Universal Credit is described by the official UK Government website as, ‘a payment to help with your living costs.’

A social security benefit introduced in 2013, it is a monthly payment that replaces six former benefits: child tax credit, housing benefit, income support, income-based jobseeker’s allowance, income-related employment and support allowance, and working tax credit.


On paper, Universal Credit seems like a good thing. In theory it is the government’s way of continuing to help its citizens, but in an improved, more organised manner that will benefit both parties. However, in reality, the Universal Credit scheme has various flaws. To start with, there is a waiting period of at least six weeks before an initial payment is made. This can affect the claimants of the benefit in numerous ways; such as those who used to claim housing benefits for example, not being able to pay rent on time. It has even been rumoured that landlords are beginning to refuse potential clients when they find out that they are on the benefit scheme.

The current problem at hand is that many are facing eviction, through no fault of their own, but simply because they are not receiving their money.

The protest against Universal Credit Evictions demands that no one should face eviction due to the government’s incompetence.

‘36% of those moving on to Universal Credit failed to pay rent at all in their first week’, and ‘70% of council tenants were in arrears by February’.

These figures are shocking, and give us an idea as to how many people are now facing eviction.

Last week, the protest against Universal Credit Evictions took place in Manchester. The Manchester Tenants’ Union Acorn, Disabled People Against the Cuts (DPAC), Greater Manchester Housing Action (GMHA) and the Greater Manchester Law Centre (GMLC) all came together to express their concern caused by the roll-out of Universal Credit.

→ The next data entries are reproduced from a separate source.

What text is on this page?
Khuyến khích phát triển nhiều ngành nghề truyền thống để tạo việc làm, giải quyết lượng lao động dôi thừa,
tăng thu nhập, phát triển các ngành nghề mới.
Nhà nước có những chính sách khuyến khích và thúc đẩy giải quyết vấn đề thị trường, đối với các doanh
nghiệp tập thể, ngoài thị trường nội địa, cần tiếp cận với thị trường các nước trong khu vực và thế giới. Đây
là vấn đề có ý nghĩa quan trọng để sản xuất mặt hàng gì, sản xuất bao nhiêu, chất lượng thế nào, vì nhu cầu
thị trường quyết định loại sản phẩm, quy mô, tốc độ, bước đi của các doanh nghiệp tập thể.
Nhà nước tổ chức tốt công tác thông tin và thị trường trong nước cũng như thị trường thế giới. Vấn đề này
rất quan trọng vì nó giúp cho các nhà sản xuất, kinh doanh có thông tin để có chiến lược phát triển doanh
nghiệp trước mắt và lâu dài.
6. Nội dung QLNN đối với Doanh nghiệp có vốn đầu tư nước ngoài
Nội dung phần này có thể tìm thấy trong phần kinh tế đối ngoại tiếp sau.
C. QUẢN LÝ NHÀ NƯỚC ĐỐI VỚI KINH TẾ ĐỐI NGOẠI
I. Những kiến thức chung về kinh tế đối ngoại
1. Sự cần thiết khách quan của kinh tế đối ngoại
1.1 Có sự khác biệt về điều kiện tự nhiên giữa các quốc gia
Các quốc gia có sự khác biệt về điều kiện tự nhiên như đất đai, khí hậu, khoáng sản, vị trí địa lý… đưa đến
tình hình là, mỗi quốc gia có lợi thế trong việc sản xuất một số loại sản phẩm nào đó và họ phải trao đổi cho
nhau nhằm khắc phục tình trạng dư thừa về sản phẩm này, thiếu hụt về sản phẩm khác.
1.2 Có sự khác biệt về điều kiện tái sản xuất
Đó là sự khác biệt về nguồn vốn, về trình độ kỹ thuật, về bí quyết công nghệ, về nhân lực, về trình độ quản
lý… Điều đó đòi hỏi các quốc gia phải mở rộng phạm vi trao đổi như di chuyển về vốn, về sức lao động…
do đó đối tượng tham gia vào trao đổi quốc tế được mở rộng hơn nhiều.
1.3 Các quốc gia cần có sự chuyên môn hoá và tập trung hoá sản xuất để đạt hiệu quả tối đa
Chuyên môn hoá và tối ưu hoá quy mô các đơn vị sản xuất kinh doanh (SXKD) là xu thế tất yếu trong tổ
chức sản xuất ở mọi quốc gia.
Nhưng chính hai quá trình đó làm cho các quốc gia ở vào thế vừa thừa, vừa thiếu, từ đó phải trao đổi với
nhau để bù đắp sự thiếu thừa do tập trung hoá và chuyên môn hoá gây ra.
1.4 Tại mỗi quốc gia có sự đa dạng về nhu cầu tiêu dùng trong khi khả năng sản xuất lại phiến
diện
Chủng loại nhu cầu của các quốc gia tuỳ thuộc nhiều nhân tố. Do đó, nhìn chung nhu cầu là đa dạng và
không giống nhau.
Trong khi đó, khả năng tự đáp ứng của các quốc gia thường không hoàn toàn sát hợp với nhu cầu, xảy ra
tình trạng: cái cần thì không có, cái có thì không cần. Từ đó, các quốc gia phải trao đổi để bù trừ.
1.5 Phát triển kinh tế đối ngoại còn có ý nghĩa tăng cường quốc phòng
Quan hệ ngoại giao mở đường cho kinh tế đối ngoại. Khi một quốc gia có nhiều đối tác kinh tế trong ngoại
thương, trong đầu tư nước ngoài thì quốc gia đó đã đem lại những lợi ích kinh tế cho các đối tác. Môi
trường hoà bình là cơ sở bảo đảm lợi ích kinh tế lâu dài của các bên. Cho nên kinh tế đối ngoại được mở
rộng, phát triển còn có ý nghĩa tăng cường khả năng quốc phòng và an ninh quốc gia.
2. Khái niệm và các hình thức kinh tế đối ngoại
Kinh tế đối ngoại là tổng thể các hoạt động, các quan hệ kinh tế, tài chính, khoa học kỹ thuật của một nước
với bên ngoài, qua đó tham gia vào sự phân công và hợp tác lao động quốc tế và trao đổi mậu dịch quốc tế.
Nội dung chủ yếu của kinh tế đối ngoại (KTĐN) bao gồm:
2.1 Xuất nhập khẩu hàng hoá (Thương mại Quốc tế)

‘People are facing eviction because of the Universal Credit roll-out. We have come together today to demand that no one face eviction, to demand the protection of housing rights, and to condemn such treatment of disabled and vulnerable people’, said Ann Icehouse, member of the Acorn Tenants’ Union.

The aim of the protest was for the Manchester City Council to make a promise to its citizens that they would not allow evictions due to late payments that directly result from the long wait for the benefit to arrive.

We can only hope that Manchester City Council, as well as the mayors and civil staff of other cities across the United Kingdom, realise the injustice of the situation — in this case, innocent people being punished.  It is sincerely hoped that no one will need to face the fear of being evicted because of the inefficiency of the Universal Credit scheme.

Having said this,  we cannot ignore the landlords in this situation either, who are also suffering because of Universal Crredit. We do not know the economic situation of these people, who could equally be very dependent on the regular payments they receive from rent. Although it is not right that they should evict helpless people, the fact may be that some may feel they have no choice.

It seems to me that we should more properly be protesting against Universal Credit itself, as opposed to just the evictions. The system is clearly failing the people it is meant to be helping, which is as good an indication as any that a serious change is needed.

That said, last week’s protest focused on the evictions which understandably were a more pressing matter. But we need to consider the bigger picture too, and that is that Universal Credit needs to be reworked and fast.